Overgeneralization is a major issue in the identification of grammars for formal languages from positive data. Different formulations of generalization and specialization strategies have been proposed to address this problem, and recently there has been a flurry of activity investigating such strategies in the context of indexed families of recursive languages. The present paper studies the power of these strategies to learn recursively enumerable languages from positive data. In particular, the power of strong‐monotonic, monotonic, and weak‐monotonic (together with their dual notions modeling specialization) strategies are investigated for identification of r.e. languages. These investigations turn out to be different from the previous investigations on learning indexed families of recursive languages and at times require new proof techniques. A complete picture is provided for the relative power of each of the strategies considered. An interesting consequence is that the power of weak‐monotonic strategies is equivalent to that of conservative strategies.

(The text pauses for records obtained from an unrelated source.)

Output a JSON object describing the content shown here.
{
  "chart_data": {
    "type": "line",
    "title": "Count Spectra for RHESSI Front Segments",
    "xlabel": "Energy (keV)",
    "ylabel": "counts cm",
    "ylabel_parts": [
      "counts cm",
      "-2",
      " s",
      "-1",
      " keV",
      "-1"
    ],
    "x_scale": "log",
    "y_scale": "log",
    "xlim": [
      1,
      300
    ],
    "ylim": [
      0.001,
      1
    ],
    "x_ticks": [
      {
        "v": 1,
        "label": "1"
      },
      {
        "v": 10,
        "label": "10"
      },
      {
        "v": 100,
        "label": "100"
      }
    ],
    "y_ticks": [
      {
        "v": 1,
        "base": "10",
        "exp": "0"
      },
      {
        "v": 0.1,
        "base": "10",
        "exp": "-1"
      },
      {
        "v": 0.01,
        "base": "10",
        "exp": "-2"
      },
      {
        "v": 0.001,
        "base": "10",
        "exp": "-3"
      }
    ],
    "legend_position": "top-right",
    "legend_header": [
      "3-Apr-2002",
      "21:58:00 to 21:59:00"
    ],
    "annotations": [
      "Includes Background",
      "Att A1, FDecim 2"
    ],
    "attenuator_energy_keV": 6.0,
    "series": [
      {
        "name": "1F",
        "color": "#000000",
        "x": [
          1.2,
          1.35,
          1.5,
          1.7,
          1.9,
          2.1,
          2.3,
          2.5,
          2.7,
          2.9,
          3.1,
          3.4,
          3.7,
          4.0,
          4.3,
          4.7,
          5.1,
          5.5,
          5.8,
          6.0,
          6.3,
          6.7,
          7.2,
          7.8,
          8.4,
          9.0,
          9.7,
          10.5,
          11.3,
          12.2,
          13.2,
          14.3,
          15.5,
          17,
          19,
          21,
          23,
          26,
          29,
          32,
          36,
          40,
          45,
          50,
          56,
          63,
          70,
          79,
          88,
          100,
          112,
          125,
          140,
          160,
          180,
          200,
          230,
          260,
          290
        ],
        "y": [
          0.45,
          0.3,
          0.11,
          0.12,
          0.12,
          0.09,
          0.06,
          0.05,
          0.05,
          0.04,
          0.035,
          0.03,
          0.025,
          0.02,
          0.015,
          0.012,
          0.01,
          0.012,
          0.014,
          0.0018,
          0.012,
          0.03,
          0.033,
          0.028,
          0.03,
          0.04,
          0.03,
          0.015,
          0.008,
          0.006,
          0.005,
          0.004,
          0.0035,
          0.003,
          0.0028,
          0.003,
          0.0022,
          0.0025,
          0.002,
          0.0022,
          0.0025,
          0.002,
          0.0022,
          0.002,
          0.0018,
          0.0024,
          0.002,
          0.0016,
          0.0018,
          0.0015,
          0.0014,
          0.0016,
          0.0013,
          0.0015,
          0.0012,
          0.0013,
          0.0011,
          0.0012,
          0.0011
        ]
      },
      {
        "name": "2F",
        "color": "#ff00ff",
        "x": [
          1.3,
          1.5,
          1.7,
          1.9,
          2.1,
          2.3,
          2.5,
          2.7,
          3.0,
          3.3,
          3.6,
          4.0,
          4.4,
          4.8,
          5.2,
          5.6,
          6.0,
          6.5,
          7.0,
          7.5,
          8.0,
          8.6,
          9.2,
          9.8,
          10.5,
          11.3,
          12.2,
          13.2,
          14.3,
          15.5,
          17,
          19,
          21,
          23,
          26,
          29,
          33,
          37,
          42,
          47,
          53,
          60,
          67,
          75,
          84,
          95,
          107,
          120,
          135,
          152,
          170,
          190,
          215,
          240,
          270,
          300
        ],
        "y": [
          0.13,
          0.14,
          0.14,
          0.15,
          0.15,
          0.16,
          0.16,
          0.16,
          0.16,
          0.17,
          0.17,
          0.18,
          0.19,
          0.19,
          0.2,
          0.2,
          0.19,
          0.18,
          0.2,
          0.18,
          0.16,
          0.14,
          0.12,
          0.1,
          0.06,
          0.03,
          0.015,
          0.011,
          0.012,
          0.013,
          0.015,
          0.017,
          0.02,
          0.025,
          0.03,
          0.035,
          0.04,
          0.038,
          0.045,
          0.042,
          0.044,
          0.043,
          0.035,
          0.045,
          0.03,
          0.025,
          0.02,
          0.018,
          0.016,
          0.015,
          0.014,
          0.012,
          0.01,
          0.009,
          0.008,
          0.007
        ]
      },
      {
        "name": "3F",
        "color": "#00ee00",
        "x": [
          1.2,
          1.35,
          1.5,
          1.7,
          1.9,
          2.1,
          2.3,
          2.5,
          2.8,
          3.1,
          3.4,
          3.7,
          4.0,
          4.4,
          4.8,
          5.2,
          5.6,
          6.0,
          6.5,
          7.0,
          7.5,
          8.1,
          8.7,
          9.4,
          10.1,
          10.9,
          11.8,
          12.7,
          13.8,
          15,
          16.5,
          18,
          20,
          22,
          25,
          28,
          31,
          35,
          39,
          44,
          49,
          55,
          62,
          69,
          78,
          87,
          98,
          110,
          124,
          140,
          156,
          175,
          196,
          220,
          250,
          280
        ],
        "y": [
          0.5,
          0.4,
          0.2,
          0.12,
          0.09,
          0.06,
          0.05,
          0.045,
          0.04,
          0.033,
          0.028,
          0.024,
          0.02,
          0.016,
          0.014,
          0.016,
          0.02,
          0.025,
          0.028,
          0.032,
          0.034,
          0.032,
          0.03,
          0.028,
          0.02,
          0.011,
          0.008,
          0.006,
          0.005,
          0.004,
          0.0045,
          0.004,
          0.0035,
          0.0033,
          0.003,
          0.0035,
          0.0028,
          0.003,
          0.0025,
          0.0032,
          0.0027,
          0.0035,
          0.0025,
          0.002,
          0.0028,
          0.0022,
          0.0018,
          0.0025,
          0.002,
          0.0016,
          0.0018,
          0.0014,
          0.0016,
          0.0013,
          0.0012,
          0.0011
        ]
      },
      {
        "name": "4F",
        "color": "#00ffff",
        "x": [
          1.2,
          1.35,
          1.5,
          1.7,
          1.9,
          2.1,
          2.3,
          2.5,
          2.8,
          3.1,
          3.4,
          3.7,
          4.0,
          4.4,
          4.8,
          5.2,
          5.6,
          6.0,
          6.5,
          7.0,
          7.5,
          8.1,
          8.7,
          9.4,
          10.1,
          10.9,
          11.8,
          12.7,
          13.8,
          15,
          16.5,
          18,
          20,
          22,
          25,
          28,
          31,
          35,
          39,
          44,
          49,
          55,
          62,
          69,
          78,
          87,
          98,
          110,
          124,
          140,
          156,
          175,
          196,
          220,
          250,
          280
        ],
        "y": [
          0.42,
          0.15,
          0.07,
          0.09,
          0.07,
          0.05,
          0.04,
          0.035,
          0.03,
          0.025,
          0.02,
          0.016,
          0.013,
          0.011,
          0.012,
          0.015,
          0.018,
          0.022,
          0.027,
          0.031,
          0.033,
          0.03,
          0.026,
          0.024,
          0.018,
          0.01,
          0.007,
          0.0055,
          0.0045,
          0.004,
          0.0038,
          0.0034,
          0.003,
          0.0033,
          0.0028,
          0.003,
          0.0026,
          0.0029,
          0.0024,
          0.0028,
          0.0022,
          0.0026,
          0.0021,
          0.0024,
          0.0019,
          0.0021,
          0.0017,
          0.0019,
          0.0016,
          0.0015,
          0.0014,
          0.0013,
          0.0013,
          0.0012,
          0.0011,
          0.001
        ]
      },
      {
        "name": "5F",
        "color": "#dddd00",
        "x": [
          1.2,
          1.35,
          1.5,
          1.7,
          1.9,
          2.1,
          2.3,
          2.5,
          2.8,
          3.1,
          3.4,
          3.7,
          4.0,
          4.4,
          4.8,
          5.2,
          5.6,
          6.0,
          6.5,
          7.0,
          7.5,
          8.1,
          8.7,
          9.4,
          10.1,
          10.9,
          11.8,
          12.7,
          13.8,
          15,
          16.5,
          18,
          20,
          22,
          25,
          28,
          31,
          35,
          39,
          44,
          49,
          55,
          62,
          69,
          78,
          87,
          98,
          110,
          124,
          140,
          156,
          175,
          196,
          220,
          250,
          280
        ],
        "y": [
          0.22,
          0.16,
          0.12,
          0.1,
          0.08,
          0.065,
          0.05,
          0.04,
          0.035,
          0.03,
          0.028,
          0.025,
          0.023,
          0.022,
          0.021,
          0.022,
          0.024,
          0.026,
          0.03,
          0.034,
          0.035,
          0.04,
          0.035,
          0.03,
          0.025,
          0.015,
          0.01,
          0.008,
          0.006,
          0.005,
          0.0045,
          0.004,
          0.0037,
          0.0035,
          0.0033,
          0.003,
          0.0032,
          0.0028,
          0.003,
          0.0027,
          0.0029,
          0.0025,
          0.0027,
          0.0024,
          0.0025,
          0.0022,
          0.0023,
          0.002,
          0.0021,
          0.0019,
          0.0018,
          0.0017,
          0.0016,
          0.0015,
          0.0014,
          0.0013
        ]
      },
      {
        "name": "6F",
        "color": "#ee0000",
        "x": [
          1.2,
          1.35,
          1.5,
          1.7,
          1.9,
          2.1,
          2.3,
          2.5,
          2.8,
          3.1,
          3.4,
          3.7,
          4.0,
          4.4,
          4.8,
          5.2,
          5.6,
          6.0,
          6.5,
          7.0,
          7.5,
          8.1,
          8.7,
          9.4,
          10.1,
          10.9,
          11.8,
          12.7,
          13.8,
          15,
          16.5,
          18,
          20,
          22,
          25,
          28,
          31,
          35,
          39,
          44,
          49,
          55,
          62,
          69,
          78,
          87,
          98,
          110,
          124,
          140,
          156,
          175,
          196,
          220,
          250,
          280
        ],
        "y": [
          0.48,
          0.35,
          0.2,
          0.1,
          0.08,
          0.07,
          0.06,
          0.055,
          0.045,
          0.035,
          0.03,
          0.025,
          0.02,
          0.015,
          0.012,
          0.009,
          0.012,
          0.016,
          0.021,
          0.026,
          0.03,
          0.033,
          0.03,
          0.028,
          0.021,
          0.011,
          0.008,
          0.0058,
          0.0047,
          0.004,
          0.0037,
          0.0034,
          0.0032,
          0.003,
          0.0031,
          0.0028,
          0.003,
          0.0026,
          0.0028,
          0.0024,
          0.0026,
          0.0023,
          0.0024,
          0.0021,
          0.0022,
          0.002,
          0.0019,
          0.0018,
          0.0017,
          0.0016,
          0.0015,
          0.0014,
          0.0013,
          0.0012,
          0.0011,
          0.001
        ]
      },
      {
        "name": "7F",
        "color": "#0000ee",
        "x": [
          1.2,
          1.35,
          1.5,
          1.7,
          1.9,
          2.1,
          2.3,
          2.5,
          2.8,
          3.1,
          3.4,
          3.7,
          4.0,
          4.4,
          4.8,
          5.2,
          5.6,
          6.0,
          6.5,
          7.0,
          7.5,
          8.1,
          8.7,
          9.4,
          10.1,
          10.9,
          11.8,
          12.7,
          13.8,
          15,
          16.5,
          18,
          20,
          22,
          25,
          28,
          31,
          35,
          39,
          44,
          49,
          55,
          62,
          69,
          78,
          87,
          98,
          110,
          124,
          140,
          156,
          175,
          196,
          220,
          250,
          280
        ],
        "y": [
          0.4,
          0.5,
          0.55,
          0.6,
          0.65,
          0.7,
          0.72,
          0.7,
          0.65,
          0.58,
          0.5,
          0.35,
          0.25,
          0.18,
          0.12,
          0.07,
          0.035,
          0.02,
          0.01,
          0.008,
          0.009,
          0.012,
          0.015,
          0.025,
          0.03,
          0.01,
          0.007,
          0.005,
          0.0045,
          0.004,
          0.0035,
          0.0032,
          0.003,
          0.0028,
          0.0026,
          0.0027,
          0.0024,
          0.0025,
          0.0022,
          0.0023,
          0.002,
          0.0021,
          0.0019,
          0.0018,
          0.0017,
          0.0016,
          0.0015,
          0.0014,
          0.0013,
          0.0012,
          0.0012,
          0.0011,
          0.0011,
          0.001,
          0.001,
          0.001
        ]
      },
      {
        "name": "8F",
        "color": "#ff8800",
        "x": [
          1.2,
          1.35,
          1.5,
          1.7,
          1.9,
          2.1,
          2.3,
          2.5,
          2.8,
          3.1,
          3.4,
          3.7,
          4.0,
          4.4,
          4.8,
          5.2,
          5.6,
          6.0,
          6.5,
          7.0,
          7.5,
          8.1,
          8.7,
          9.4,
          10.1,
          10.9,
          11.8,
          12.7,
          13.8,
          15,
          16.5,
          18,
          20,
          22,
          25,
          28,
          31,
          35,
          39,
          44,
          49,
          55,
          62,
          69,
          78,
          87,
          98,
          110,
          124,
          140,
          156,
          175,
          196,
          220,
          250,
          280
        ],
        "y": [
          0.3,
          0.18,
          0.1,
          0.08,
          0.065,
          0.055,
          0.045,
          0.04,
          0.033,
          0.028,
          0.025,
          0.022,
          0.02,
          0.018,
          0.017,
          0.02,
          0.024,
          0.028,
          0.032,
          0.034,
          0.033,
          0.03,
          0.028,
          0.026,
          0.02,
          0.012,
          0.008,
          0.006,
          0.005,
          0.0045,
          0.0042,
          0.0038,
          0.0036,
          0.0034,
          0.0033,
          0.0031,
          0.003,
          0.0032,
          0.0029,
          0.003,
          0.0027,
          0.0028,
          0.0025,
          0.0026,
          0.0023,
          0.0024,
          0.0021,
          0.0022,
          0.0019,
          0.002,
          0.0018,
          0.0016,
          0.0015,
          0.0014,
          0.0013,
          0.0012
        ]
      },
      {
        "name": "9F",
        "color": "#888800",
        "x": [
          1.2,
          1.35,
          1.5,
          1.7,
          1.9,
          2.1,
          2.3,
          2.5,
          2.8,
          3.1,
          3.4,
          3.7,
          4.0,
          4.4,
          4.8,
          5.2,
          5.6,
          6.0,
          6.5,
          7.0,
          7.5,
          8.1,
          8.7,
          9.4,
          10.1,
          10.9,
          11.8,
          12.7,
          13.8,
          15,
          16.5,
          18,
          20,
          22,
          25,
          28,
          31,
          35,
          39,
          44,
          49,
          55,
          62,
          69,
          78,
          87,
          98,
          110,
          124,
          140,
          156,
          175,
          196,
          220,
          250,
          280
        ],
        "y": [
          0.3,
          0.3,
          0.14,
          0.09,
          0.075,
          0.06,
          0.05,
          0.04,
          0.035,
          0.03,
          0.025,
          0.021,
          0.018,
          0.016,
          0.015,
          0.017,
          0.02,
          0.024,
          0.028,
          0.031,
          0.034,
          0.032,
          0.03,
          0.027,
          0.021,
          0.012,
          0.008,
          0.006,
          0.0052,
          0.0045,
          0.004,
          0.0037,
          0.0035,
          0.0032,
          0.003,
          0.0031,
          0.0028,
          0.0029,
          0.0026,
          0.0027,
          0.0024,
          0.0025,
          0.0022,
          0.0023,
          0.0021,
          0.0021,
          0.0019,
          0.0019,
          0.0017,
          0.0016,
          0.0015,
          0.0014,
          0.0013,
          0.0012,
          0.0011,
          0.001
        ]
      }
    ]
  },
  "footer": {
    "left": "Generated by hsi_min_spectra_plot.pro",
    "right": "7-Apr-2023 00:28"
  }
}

This result parallels the scenario for indexed classes of recursive languages. It is also shown that any identifiable collection of r.e. languages can also be identified by a strategy that exhibits the dual of weak‐monotonic property. An immediate consequence of the proof of this result is that if attention is restricted to infinite r.e. languages, then conservative strategies can identify every identifiable collection.